Ginōskō in Greek describes knowing through experience and relationship, not merely through information. The LXX uses it to translate the Hebrew yada, which covers everything from intellectual knowledge to the intimate knowing of marriage. When Jesus says “I know my own,” he is not claiming database knowledge — he is claiming the kind of knowing that is indistinguishable from love. And he structures it: I know mine, mine know me, as the Father knows me, I know the Father. The knowing descends: the trinitarian mutual knowing extends itself downward to include the sheep.
Manning returned to the good shepherd image throughout his work, and his reading always began with what the shepherd knows. “I know my own” includes knowing their worst. The shepherd knows the sheep that wandered last week and will probably wander again. He knows the sheep that is stubborn about the right pasture and the sheep that keeps falling into the same ravine. He lays down his life for that sheep — the known one, the fully seen one. Manning's gospel for the ragamuffin was rooted in this knowing: you cannot hide from the shepherd, and the shepherd's knowledge has not produced contempt.
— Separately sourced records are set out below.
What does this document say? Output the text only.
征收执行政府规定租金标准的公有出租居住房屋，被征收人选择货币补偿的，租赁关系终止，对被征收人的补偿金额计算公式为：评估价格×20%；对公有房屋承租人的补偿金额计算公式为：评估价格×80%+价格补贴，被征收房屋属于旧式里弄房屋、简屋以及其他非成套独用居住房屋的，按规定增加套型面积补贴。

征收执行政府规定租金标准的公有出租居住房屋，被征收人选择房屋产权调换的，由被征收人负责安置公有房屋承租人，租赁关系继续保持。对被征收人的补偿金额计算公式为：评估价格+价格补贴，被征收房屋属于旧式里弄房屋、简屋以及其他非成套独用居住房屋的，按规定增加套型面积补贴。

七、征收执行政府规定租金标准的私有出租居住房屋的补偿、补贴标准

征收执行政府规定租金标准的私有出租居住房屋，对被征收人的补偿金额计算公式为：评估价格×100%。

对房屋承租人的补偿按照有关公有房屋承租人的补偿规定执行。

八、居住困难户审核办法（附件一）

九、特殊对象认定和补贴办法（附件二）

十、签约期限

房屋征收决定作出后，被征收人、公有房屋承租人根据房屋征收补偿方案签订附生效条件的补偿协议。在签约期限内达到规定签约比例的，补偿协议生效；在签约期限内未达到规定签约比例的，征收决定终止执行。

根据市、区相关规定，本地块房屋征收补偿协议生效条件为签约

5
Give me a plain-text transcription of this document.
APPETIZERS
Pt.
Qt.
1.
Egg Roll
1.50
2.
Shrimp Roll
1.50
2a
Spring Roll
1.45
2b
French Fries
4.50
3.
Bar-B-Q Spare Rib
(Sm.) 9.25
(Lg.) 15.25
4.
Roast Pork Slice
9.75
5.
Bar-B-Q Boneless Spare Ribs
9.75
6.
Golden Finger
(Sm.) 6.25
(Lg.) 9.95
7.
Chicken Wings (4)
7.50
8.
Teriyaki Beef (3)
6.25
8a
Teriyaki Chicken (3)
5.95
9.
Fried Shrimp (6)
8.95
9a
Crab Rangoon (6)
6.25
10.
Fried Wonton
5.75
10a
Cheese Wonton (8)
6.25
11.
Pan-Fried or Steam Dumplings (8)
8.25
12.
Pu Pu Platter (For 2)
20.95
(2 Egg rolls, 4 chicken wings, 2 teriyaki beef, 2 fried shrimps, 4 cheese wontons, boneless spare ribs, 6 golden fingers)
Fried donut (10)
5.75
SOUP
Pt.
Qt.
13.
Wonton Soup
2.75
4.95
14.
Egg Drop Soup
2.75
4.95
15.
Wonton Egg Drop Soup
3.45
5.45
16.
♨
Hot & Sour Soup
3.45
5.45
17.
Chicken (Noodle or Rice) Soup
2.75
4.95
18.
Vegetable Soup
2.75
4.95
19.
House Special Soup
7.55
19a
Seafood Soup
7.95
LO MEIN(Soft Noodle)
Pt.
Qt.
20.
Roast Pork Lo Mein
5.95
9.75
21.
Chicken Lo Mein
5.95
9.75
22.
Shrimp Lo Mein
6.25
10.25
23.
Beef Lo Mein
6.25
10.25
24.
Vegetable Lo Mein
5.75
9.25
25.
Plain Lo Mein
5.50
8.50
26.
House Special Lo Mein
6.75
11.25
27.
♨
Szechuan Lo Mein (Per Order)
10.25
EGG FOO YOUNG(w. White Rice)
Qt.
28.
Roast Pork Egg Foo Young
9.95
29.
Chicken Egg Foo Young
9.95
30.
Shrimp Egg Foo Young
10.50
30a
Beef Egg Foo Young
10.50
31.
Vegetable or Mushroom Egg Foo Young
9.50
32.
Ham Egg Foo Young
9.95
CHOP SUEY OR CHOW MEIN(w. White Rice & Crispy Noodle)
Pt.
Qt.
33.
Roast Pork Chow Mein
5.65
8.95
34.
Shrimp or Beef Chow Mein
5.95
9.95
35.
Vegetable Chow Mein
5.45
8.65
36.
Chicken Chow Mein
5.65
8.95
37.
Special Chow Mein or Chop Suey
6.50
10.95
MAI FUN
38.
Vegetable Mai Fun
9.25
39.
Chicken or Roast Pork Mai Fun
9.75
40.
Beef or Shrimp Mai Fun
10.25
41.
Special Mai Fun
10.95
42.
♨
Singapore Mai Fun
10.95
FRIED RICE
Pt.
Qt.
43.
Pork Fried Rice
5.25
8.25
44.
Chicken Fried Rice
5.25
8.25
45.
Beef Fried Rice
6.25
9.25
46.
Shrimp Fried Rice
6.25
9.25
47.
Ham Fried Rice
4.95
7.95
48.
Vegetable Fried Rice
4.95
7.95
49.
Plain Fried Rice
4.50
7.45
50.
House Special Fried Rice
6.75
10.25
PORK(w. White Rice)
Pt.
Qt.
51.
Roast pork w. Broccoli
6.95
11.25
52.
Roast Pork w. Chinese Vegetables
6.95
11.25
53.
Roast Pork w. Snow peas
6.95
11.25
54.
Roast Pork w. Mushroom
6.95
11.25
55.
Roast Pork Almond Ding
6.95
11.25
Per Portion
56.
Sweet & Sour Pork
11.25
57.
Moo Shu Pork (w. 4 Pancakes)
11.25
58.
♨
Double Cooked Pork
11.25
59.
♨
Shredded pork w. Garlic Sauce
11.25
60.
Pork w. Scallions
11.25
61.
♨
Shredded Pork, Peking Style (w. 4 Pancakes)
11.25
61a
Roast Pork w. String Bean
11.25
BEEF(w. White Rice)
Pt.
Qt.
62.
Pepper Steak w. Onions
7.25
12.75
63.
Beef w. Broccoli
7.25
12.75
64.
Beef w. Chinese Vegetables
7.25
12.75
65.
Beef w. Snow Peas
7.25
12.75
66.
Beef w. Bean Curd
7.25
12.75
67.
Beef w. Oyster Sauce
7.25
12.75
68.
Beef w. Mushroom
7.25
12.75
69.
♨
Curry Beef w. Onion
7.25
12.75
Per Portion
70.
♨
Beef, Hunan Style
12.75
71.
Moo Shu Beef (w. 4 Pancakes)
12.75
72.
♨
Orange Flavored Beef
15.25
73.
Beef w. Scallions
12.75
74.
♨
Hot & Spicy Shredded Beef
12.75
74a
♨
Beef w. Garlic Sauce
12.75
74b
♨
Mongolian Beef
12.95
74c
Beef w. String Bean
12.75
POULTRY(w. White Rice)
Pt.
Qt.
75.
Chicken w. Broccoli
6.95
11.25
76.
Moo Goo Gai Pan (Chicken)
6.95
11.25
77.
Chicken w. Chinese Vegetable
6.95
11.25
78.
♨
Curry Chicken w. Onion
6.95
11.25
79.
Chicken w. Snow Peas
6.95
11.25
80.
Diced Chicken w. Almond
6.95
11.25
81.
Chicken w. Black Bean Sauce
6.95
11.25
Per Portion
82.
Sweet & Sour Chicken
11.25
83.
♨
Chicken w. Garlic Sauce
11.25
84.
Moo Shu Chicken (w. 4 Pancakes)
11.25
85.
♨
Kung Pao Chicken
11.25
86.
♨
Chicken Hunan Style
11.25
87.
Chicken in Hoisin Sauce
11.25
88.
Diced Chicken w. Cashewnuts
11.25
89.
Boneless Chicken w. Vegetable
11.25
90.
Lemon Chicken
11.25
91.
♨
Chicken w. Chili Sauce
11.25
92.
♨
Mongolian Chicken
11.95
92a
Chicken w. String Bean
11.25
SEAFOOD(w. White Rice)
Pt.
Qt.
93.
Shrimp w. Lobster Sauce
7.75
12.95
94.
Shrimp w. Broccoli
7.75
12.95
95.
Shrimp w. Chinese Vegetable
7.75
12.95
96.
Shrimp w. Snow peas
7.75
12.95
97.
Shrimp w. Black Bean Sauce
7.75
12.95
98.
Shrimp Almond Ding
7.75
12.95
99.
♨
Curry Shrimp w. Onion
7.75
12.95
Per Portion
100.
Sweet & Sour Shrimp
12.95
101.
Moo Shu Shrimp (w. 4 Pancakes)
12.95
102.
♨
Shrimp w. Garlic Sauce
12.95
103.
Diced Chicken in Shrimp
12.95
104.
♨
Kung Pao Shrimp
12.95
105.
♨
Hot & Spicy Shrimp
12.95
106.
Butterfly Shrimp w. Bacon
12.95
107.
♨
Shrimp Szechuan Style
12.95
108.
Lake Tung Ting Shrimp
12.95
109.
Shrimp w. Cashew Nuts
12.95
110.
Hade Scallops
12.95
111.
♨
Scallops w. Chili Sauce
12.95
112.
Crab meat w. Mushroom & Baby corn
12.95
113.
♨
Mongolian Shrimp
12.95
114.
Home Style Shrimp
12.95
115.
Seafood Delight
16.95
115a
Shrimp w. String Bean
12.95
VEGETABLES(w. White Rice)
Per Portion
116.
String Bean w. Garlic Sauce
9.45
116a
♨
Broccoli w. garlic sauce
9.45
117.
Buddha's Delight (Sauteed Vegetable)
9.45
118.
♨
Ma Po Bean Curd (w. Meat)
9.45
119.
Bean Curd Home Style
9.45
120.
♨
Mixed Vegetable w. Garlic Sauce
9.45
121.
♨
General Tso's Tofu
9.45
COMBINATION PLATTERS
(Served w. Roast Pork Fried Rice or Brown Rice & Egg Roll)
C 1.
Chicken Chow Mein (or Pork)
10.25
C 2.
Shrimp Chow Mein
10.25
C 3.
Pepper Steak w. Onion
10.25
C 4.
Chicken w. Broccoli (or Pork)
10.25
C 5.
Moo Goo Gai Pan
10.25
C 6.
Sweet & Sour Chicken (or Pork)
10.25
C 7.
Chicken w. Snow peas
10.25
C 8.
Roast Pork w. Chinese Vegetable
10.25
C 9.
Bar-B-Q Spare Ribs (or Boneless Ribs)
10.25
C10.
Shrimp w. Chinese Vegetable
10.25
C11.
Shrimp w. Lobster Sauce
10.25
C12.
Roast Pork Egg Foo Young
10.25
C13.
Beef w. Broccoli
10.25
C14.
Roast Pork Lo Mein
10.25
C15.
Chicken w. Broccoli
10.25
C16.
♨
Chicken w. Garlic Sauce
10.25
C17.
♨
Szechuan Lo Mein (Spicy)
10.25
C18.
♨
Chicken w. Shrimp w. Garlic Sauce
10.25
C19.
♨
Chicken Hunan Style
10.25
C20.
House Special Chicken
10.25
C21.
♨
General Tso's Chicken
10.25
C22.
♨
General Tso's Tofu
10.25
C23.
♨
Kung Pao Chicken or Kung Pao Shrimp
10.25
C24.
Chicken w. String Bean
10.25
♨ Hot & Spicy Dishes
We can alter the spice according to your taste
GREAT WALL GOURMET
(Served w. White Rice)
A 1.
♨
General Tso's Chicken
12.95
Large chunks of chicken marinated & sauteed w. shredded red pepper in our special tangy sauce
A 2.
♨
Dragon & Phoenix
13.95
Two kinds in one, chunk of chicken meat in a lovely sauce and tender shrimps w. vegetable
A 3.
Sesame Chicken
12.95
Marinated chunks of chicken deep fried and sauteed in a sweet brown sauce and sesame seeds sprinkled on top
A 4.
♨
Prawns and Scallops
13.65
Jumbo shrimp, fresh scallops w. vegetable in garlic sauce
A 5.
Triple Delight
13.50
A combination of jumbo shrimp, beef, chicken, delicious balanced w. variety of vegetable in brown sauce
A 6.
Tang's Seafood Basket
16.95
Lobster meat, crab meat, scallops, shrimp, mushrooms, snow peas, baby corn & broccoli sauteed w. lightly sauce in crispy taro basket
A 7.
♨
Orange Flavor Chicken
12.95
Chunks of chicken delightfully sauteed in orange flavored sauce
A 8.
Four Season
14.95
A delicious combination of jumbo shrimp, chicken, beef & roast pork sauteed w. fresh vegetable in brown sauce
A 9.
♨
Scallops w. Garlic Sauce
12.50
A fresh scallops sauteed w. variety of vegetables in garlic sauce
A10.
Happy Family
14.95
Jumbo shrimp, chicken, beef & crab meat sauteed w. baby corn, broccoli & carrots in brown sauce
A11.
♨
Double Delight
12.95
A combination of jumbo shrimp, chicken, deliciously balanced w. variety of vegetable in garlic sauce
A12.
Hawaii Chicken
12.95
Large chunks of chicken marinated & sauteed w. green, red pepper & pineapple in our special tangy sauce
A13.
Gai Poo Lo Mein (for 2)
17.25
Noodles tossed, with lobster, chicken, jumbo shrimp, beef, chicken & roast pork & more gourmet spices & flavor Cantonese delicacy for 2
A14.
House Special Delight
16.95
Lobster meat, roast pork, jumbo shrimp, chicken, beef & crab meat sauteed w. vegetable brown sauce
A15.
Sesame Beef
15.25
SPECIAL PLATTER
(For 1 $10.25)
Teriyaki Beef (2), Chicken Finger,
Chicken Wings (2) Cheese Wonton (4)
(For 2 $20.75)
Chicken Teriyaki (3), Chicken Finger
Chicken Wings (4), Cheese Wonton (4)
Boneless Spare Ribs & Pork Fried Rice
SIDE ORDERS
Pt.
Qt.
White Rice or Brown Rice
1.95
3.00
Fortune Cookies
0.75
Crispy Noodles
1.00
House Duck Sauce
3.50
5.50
The symmetry of verse 15 — “as the Father knows me and I know the Father” — is the measure of the knowing available to the sheep. The intimacy between the Father and the Son is the intimacy into which the shepherd's death gathers the flock. Manning wrote that the deepest need of the ragamuffin is not forgiveness (though they need that too) but to be known and loved anyway. John 10:14-15 is the address of that need: you are known by the shepherd, completely, and he laid down his life for you rather than lose you.